|ZFIN ID: ZDB-PUB-100223-5|
Dok-7 promotes slow muscle integrity as well as neuromuscular junction formation in a zebrafish model of congenital myasthenic syndromes
Müller, J.S., Jepson, C.D., Laval, S.H., Bushby, K., Straub, V., and Lochmüller, H.
|Source:||Human molecular genetics 19(9): 1726-1740 (Journal)|
|PubMed:||20147321 Full text @ Hum. Mol. Genet.|
Müller, J.S., Jepson, C.D., Laval, S.H., Bushby, K., Straub, V., and Lochmüller, H. (2010) Dok-7 promotes slow muscle integrity as well as neuromuscular junction formation in a zebrafish model of congenital myasthenic syndromes. Human molecular genetics. 19(9):1726-1740.
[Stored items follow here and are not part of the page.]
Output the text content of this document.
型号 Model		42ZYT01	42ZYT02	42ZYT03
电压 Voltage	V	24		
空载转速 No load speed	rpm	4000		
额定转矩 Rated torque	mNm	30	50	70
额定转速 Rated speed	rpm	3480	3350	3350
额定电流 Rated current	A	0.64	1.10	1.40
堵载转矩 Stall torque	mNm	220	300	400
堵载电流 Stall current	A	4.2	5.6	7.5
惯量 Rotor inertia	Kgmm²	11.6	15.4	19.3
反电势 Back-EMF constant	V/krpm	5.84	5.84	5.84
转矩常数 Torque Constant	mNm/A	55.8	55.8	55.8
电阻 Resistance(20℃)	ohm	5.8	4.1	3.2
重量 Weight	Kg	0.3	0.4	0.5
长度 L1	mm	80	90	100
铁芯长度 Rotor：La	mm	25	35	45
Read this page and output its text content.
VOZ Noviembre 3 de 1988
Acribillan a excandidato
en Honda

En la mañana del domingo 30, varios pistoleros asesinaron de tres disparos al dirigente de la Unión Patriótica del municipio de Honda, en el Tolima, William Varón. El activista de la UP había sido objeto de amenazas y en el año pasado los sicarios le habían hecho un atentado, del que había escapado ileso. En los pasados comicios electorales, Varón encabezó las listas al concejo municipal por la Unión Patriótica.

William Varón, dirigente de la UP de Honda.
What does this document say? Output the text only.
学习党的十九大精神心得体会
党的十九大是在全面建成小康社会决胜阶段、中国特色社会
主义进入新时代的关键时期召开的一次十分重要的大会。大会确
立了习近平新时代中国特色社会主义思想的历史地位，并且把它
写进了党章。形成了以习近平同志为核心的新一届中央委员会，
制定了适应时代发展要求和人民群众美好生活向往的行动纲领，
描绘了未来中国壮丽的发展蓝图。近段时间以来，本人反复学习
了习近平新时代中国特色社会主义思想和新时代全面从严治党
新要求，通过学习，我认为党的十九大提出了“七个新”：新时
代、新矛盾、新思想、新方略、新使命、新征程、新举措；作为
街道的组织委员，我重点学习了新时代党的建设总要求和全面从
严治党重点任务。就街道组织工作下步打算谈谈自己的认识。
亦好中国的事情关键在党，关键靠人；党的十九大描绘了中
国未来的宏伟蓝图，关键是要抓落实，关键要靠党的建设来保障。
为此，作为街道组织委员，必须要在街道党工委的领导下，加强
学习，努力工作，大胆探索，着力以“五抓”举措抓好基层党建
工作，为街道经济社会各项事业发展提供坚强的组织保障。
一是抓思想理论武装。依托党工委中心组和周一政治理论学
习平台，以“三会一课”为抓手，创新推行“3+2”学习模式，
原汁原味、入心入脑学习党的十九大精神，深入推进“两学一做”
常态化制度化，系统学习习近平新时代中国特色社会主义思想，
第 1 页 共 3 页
ABSTRACTThe small signalling adaptor protein Dok-7 has recently been reported as an essential protein of the neuromuscular junction (NMJ). Mutations resulting in partial loss of Dok-7 activity cause a distinct limb-girdle subtype of the inherited NMJ disorder congenital myasthenic syndromes (CMSs), whereas complete loss of Dok-7 results in a lethal phenotype in both mice and humans. Here we describe the zebrafish orthologue of Dok-7 and study its in vivo function. Dok-7 deficiency leads to motility defects in zebrafish embryos and larvae. The relative importance of Dok-7 at different stages of NMJ development varies; it is crucial for the earliest step, the formation of acetylcholine receptor (AChR) clusters in the middle of the muscle fibre prior to motor neuron contact. At later stages, presence of Dok-7 is not absolutely essential, as focal and non-focal synapses do form when Dok-7 expression is downregulated. These contacts however are smaller than in the wild-type zebrafish, reminiscent of the neuromuscular endplate pathology seen in patients with DOK7 mutations. Intriguingly, we also observed changes in slow muscle fibre arrangement; previously, Dok-7 has not been linked to functions other than postsynaptic AChR clustering. Our results suggest an additional role of Dok-7 in muscle. This role seems to be independent of the muscle-specific tyrosine kinase MuSK, the known binding partner of Dok-7 at the NMJ. Our findings in the zebrafish model contribute to a better understanding of the signalling pathways at the NMJ and the pathomechanisms of DOK7 CMSs.